The Department of Infrastructure describes UDFs as “design tools that provide physical interpretations of local visions and strategies. They focus on managing change and setting new directions for integrated development of the urban environment.”. In plain terms, UDFs provide local government with a plan for certain towns and areas. This could include issues such as car parking, public open space, building heights and development areas, just to name a few.
The lack of real communication and acceptance of community views by the consultants and then by the council has been the major concern for many residents. The deadline for submissions was closed within a few days of council passing the reports and undertaking to push ahead with the planning changes. A number of community representatives have expressed concern that the comments contained in submissions and made at the well attended public meetings could not have been taken into consideration due to this short time line and, as such, rightly are extremely sceptical of the weight the council staff placed on community comments.
But it is not just concerns of the community that have been raised. Even the consultants who wrote the reports stated to council that some elements of UDFs were beyond their brief and required additional specialist expertise, especially in Lakes Entrance and Paynesville. These comments indicate that even the consultants are extremely concerned with the lack of detail contained in final proposals and clearly more work needs to be done to address these concerns.
The “in-between towns” UDF has had almost no public discussion or acknowledgment of the potential impact to rural landholders. Those landholders currently with rural zoned land along the East Gippsland coast and the Gippsland Lakes would be significant impacted by these proposals and should be consulted by the council. The proposed new farm zones were designed to protect high value productive agricultural land from subdivision. The UDF seems to be using the new farm zones as a restrictive planning tool without adequate discussion on the impact. Before any changes are made in these areas, a land production and capability study should be undertaken before the proposed planning amendments are released. If implemented, as set out in the UDF, many rural landholders who would be expecting to be able to develop properties into rural living or other options in the future will be severely restricted and will aggressively object to the proposals.
Much of the debate and public opposition to the UDFs has been the push for high rise developments in coastal towns. The use of “metro planning-type” planning rules was identified as one of the major reasons for the undertaking of the coastal towns’ process. I would argue that the use of high rise as opposed to infill on undeveloped land is clearly the use of metro planning. Other concerns expressed that the development of high rise without stated overshadowing allowing foreshore areas as proposed in the UDF seems to be against the recommendations of the Coastal Spaces Landscape Assessment Study on coastal settlements.
The Coastal Spaces Recommendations Report, which is the background for the UDF studies, discussed in some detail the potential impact of climate change and expected sea level rises as the reasons why coastal development should be carefully considered. The consultants drafting the UDF and the council both seem to be ignoring the potential impact of climate change and the recommendations of the report. As most of the areas set aside in the UDF for intensive residential and high rise development are the most at risk low-lying flood prone areas, I would question if the UDF documents have addressed concerns expressed by the Victorian Coastal Council on climate change and identified the risks in these reports.

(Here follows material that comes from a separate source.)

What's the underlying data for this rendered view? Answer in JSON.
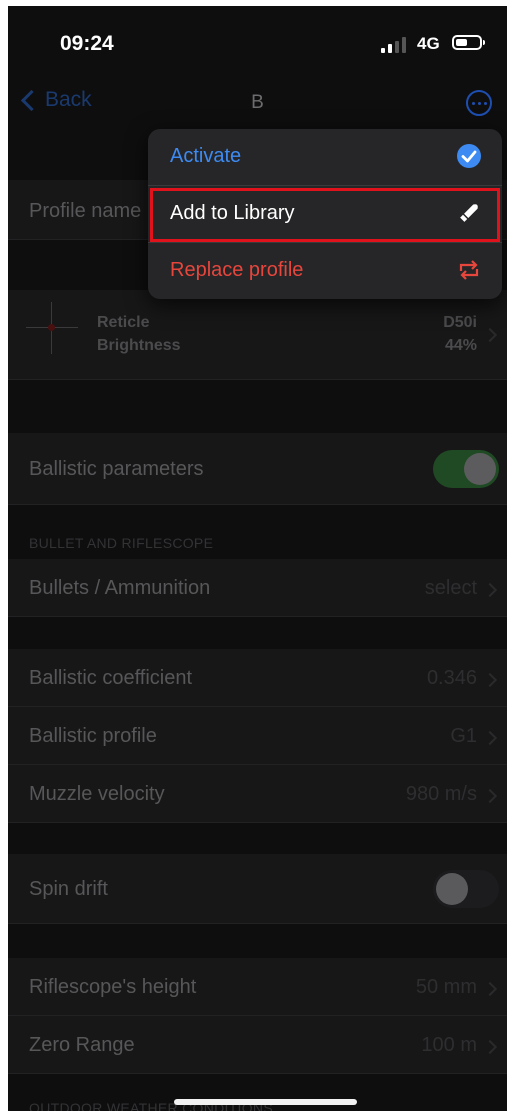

The Coastal Spaces Inception Report, May 2005, identifies that one of the major challenges was to maintain and identify, in each individual community, what is the desired neighbourhood and community character. The community has clearly demonstrated at community meetings that the council and the consultants have not understood the desire of the community to retain the coastal village character or made any real attempt to explain how this community character will be maintained with increased development, which clearly is possible with careful town planning.